Conditional deletion of Gsk-3β in germline cells caused oocyte loss in mice
To identify the physiological role of GSK-3β in developing fetal ovaries in vivo, a germ cell-specific deletion of Gsk-3β mouse model was produced. In brief, by crossing Gsk-3βflox/flox mice with Ddx4-Cre mice, Gsk-3βflox/−;Ddx4-Cre mice (which exhibited Cre-mediated recombination confined to the germline cells beginning at approximately 15.5 dpc [40]) were produced and are referred to as Gsk-3β cKO mice. The wild-type littermates were generally used as the control. Immunofluorescence results verified a significant decrease in GSK-3β expression in the cytoplasm of oocytes in cKO mice compared with that in the control. The conditional deletion strategy did not affect GSK-3β expression in somatic cells, which proved the efficiency and accuracy of Cre-mediated deletion (Fig. 8a).
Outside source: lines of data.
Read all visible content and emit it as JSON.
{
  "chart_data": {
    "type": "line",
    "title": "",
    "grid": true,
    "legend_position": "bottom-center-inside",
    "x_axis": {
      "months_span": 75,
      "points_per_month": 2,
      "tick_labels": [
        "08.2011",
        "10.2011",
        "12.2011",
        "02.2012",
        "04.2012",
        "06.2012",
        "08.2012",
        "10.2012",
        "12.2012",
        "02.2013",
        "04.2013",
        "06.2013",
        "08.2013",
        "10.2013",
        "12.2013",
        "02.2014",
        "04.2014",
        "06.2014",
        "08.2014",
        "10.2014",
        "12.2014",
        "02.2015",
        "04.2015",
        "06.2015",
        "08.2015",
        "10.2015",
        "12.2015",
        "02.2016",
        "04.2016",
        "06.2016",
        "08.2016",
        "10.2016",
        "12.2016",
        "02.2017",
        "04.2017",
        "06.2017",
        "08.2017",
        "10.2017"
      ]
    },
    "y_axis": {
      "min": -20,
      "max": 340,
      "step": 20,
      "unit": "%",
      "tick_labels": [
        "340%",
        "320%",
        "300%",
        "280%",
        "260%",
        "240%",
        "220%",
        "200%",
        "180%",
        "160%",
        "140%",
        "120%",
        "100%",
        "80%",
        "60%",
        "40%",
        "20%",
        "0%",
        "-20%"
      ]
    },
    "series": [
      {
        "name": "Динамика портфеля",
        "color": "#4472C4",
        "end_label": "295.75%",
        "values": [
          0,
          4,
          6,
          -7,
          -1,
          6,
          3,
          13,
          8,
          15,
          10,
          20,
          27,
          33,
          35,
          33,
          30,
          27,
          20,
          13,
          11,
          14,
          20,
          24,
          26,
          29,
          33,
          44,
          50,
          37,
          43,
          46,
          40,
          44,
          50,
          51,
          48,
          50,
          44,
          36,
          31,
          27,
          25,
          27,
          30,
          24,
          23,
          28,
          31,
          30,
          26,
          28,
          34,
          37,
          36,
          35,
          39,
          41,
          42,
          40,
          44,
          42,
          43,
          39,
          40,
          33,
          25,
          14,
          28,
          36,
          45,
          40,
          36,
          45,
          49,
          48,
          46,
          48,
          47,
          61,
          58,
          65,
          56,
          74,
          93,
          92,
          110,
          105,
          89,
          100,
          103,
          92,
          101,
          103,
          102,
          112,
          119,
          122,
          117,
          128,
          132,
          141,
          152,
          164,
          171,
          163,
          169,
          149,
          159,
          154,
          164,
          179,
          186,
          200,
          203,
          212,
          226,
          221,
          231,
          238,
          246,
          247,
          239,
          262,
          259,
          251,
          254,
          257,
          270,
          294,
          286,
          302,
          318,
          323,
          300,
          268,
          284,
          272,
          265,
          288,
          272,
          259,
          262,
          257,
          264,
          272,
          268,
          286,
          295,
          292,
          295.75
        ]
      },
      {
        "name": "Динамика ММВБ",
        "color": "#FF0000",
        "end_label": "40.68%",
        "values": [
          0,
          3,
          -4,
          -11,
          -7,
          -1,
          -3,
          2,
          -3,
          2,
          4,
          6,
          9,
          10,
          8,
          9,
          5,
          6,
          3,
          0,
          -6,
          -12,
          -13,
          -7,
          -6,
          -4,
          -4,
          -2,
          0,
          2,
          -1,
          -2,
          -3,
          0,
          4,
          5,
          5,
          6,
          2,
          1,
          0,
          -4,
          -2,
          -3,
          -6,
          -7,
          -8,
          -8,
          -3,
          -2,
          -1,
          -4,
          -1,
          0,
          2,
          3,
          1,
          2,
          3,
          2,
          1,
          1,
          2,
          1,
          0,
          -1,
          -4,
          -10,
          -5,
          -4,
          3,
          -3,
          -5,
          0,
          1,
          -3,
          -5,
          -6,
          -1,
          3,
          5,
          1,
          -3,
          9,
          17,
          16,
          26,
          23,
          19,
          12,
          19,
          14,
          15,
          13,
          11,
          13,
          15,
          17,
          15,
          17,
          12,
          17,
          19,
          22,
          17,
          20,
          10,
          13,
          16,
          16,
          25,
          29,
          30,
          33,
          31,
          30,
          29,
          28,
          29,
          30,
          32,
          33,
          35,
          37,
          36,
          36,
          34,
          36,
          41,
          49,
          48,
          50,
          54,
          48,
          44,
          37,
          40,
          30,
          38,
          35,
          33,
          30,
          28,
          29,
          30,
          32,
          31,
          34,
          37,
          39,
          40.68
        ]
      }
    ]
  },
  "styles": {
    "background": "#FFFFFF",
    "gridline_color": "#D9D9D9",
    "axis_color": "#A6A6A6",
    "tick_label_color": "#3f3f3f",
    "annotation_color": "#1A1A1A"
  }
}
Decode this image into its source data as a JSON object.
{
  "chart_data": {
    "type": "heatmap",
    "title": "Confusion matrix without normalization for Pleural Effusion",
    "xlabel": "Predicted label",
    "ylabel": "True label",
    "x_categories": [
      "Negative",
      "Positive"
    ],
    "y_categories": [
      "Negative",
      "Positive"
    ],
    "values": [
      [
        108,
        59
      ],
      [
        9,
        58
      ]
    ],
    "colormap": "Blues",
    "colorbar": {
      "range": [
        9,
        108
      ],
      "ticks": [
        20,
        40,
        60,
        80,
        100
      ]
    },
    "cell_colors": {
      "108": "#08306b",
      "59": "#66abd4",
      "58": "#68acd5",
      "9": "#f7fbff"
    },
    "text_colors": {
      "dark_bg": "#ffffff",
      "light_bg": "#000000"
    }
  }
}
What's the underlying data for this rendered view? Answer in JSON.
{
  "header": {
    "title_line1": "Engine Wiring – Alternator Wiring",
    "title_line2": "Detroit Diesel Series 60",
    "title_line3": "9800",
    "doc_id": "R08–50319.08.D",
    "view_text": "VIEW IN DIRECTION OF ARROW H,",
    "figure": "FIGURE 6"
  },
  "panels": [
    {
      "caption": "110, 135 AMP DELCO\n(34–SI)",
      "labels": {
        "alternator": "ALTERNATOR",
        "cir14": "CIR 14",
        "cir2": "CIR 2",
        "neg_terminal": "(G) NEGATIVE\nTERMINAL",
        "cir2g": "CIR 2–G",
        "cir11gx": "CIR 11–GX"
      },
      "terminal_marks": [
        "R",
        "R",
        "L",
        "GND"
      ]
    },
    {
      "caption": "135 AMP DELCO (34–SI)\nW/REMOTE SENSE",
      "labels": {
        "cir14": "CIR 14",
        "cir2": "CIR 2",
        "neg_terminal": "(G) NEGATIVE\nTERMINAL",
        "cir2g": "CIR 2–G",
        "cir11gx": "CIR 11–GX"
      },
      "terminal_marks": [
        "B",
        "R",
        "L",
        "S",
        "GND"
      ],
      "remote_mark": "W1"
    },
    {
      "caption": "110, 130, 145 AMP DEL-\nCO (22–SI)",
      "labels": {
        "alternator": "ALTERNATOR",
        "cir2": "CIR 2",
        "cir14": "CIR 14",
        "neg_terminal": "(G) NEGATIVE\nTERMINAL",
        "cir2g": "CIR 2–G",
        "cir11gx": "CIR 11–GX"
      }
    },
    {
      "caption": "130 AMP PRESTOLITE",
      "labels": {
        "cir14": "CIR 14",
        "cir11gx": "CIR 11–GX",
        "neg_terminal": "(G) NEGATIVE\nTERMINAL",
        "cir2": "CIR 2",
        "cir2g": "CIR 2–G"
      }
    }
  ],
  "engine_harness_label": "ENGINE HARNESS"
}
Next, the effect of germ cell-specific GSK-3β deletion on oogenesis and early folliculogenesis in mice was assessed. Histological sections and immunofluorescence revealed insignificant differences between Gsk-3β cKO and the control ovary at 15.5 dpc, while on 1 dpp, when germ cell cyst breakdown and primordial follicle formation was progressing, fewer oocytes and primordial follicles were available in the Gsk-3β cKO ovaries compared with those in the control (Fig. 8b). On 7 dpp, the Gsk-3β cKO ovary showed a significantly lower follicle reserve than that in the control, and the statistical analysis proved that the number of primordial follicles in the cKO mice was significantly less than that in the control (5338.33 ± 1727.99 in the cKO ovary versus 11,662.50 ± 2459.24 in the control per ovary; P < 0.01). However, the numbers of growing follicles in the ovaries showed insignificant differences between the cKO and control ovaries (1130.00 ± 568.11 for the cKO ovary versus 1315.00 ± 528.50 for the control per ovary; P > 0.05) (Fig. 8c). To clarify whether fetal oocyte loss following GSK-3β deletion was due to increased apoptosis, the TUNEL (TdT-mediated dUTP Nick-End Labeling) assay was performed on 1 dpp ovaries, which showed that the TUNEL-positive cells in Gsk-3β cKO ovaries were obviously more than that in the control, indicating excessive cell apoptosis in the ovaries of Gsk-3β cKO mice (Fig. 8d). These observations demonstrate that GSK-3β is essential for fetal oocyte survival during meiotic prophase I in the fetal mouse ovary.
Moreover, the meiotic DSB repair following germ cell-specific Gsk-3β deletion was assessed. When 1 dpp ovaries were stained with γ-H2AX, more γ-H2AX-positive oocytes were observed in Gsk-3β cKO ovaries compared with those in the control, which further confirmed the sustained DSBs in the oocytes after Gsk-3β deletion (Fig. 8e). Similarly, more RAD51 signal-positive oocytes were found in the Gsk-3β cKO ovaries than those in the control, which demonstrated incomplete DSB repair after Gsk-3β deletion (Fig. 8f). Additionally, we examined the expression of β-catenin in Gsk-3β-deleted ovaries. According to the histological section and immunofluorescence results, cytoplasmic accumulation and nuclear translocation of β-catenin in the oocytes of cKO ovaries were detected (arrowhead) (Fig. 8g). Statistical analysis demonstrated that the percentage of oocytes showing β-catenin accumulation per section increased significantly in cKO ovaries (P < 0.001) (Fig. 8h). In summary, the results from the Gsk-3β cKO mice were in accordance with the in vitro GSK-3β inhibition findings, which indicated that GSK-3β is a prerequisite for fetal oocyte survival in mice.